Second, they encourage society-wide greed and lack of discipline. People crave, acquire and allow more than they can manage and thus end up with spill over -- both literally and figuratively -- into expandable rolling uprights.
Third, totes foster the sissification of this country. Everyone is trying to find the easiest, softest way of doing things. No one is willing to rough it. No one is willing to do any physical labor. Did our country really win World War II? I've never seen a picture of a WWII soldier pulling his wheelie backpack into battle.

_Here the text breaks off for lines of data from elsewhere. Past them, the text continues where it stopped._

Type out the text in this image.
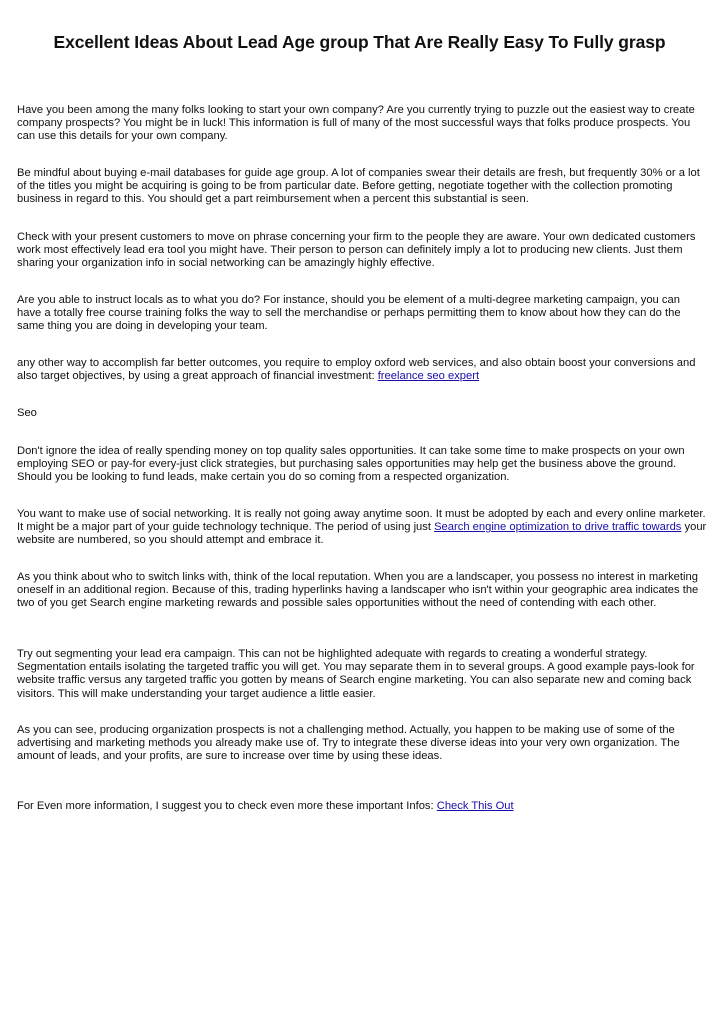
Excellent Ideas About Lead Age group That Are Really Easy To Fully grasp

Have you been among the many folks looking to start your own company? Are you currently trying to puzzle out the easiest way to create company prospects? You might be in luck! This information is full of many of the most successful ways that folks produce prospects. You can use this details for your own company.

Be mindful about buying e-mail databases for guide age group. A lot of companies swear their details are fresh, but frequently 30% or a lot of the titles you might be acquiring is going to be from particular date. Before getting, negotiate together with the collection promoting business in regard to this. You should get a part reimbursement when a percent this substantial is seen.

Check with your present customers to move on phrase concerning your firm to the people they are aware. Your own dedicated customers work most effectively lead era tool you might have. Their person to person can definitely imply a lot to producing new clients. Just them sharing your organization info in social networking can be amazingly highly effective.

Are you able to instruct locals as to what you do? For instance, should you be element of a multi-degree marketing campaign, you can have a totally free course training folks the way to sell the merchandise or perhaps permitting them to know about how they can do the same thing you are doing in developing your team.

any other way to accomplish far better outcomes, you require to employ oxford web services, and also obtain boost your conversions and also target objectives, by using a great approach of financial investment: freelance seo expert

Seo

Don't ignore the idea of really spending money on top quality sales opportunities. It can take some time to make prospects on your own employing SEO or pay-for every-just click strategies, but purchasing sales opportunities may help get the business above the ground. Should you be looking to fund leads, make certain you do so coming from a respected organization.

You want to make use of social networking. It is really not going away anytime soon. It must be adopted by each and every online marketer. It might be a major part of your guide technology technique. The period of using just Search engine optimization to drive traffic towards your website are numbered, so you should attempt and embrace it.

As you think about who to switch links with, think of the local reputation. When you are a landscaper, you possess no interest in marketing oneself in an additional region. Because of this, trading hyperlinks having a landscaper who isn't within your geographic area indicates the two of you get Search engine marketing rewards and possible sales opportunities without the need of contending with each other.

Try out segmenting your lead era campaign. This can not be highlighted adequate with regards to creating a wonderful strategy. Segmentation entails isolating the targeted traffic you will get. You may separate them in to several groups. A good example pays-look for website traffic versus any targeted traffic you gotten by means of Search engine marketing. You can also separate new and coming back visitors. This will make understanding your target audience a little easier.

As you can see, producing organization prospects is not a challenging method. Actually, you happen to be making use of some of the advertising and marketing methods you already make use of. Try to integrate these diverse ideas into your very own organization. The amount of leads, and your profits, are sure to increase over time by using these ideas.

For Even more information, I suggest you to check even more these important Infos: Check This Out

Finally, they're hoggy and inconsiderate. They claim an overallotment of personal space and -- again literally and figuratively -- subject the public to an individual's personal baggage. People pull them along clueless about what those bags are doing behind them. They're careening on one wheel out of control. They’re hanging up on the frames of airplane aisle seats. They’re slicing into people’s ankles. They’re tripping people when their owners stop suddenly. When they're doing the actual work they're designed to do -- as carry-ons for airplanes -- they take up all the space in the overhead bins, because they're crafted to the maximum size a passenger is allowed. Individually, yes, each and every bag clears the requirements, but collectively -- and that’s what we're all doing on a plane; we're all traveling together -- if everyone carries on the maximum-size bag allowed, there isn’t enough room for everyone to have and stow a bag. But people don’t care. "I'm allowed, so I'm going to” is the prevailing attitude of toters.
Go on, it won't hurt
So, as you can see, I have a lot against totes and those who choose to tote. Together, hand and handle, they're emblematic of a deep-seated problem in our society. We're becoming -- if we're not already there -- a nation of people who set their course and go, oblivious to those around them and certainly unconcerned about how their emotions, words and actions are affecting others. A civilized society can't exist if everyone is out for themselves about everything.
So, let's start symbolically and work from there. Pick up your bag for a better America! That's my appeal to you.